Selina took up the last of the letters. It was from Juliette and she wrote cheerfully in her crisp, spirited backhand.
Both Granddad and Grandfather came around in their stands, after they found I'd actually done the thing, and agreed to put me through the four years of college. And Algy went to see them it seems and up and told them he purposed doing this himself! That, as he understands it, and unless he was laboring under a mistake, he was the person whose name I'd undertaken to bear. And he's been sending me money right along while I'm here with my cousin making up my two conditions. But it's the money both Granddad and Grandfather have put in the bank for me I'm using and shall use. And so I can't understand all this talk from everybody at home of the shocking great deal I've taken from Algy in marrying him in this way. He and I, at any rate, understood it when we talked it over. My cousin asked me the other day what I meant to do about it when I got through college? Did I look on myself as Algy's wife, or did I not? I hadn't thought about this, and it's been worrying me considerably. Do you suppose he thinks that's the way of it? Do you know, Mamma never once spoke to me about the possibilities of my being anybody's wife in my life?
Selina, glancing up, put her letters hastily together and thrust them in her pocket and rang the bell. She had reached the corner where she left the car, half a block from her father's office.
CHAPTER FORTY
The street where Selina left the car was cool and dank between shabby brick stores and shabbier warehouses. It smelled of sugar and molasses and leather. The floor-space occupied by her father for fifteen years was in one of these buildings on the second floor.
Coming to it she went up the worn stairs by which this second floor was reached from the street, and, opening the glass-sashed door at the head of the staircase, came in on the long floor-space occupied with boilers, pumps, portable mills, what not, most of them second-hand. She went back through the long aisle between these to the office in the rear, which was shut off by a glass partition and overlooked an alley where, as she remembered it, drays drawn by mules forever stood being loaded or unloaded with heavy freight.

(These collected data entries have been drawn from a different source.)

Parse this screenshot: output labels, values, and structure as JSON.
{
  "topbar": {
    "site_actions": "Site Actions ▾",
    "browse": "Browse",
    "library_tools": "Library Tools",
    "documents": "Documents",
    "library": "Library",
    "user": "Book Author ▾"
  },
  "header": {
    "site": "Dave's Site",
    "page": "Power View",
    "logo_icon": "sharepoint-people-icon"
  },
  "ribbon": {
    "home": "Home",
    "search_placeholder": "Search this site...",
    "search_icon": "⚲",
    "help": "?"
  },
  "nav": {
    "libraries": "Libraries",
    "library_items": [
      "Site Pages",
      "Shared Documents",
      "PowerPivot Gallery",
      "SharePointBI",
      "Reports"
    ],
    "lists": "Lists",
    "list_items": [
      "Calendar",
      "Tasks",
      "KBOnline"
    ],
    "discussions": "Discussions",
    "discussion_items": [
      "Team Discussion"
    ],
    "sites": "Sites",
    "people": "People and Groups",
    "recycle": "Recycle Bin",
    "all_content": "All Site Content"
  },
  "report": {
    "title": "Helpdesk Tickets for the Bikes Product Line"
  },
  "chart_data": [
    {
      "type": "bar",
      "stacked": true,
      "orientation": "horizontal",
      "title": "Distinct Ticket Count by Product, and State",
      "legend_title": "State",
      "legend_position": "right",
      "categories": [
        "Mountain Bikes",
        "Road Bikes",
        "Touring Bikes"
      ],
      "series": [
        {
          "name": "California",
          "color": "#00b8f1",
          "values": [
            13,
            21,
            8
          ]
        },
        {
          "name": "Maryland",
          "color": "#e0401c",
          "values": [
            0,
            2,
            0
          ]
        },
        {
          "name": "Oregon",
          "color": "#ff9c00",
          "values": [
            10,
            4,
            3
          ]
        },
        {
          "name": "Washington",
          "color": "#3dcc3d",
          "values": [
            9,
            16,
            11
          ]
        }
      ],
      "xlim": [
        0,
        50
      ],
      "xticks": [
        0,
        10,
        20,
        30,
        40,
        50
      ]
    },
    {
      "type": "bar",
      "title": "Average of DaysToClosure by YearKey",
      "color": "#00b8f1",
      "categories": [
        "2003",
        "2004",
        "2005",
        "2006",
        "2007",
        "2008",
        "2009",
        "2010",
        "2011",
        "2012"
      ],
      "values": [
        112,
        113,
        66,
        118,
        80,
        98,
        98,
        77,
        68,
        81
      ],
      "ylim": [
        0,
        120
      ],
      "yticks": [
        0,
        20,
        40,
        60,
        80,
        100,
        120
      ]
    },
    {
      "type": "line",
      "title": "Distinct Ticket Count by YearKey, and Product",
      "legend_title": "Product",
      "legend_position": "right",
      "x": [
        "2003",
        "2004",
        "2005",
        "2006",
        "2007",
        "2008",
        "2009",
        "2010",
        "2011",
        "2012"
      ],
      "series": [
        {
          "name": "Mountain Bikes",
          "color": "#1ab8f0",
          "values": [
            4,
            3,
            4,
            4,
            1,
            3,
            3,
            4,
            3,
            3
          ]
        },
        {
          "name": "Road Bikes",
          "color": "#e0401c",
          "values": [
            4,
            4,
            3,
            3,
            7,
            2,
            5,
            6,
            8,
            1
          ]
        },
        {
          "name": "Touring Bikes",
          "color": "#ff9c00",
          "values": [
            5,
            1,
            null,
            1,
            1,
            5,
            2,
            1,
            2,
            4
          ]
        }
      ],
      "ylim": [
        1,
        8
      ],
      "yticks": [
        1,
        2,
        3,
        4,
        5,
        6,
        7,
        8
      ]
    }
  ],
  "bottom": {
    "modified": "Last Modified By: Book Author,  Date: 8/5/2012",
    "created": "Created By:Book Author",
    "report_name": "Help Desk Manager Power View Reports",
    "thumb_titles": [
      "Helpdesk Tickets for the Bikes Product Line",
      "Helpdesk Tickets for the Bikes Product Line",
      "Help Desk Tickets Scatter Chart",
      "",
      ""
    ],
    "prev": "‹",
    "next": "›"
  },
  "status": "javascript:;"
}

The door in this partition was open and through it she could see the interior of the office—two tall, shabby, sloping-topped desks, two tall stools one before either desk, two chairs, a stove and a strip of cocoa matting. That was the whole of it! That and her father and his general factotum, old Jerry, who was clerk, office boy, janitor, and, with some help from the outside for the lifting of machinery, porter. The whole of it, this, where her father for fifteen years had spent the larger part of his waking hours! And for the rest paid the bills Mamma made for the family, and played whist with a congenial group of his own sex once a fortnight! Husbands and fathers then did not always get a great deal out of it themselves!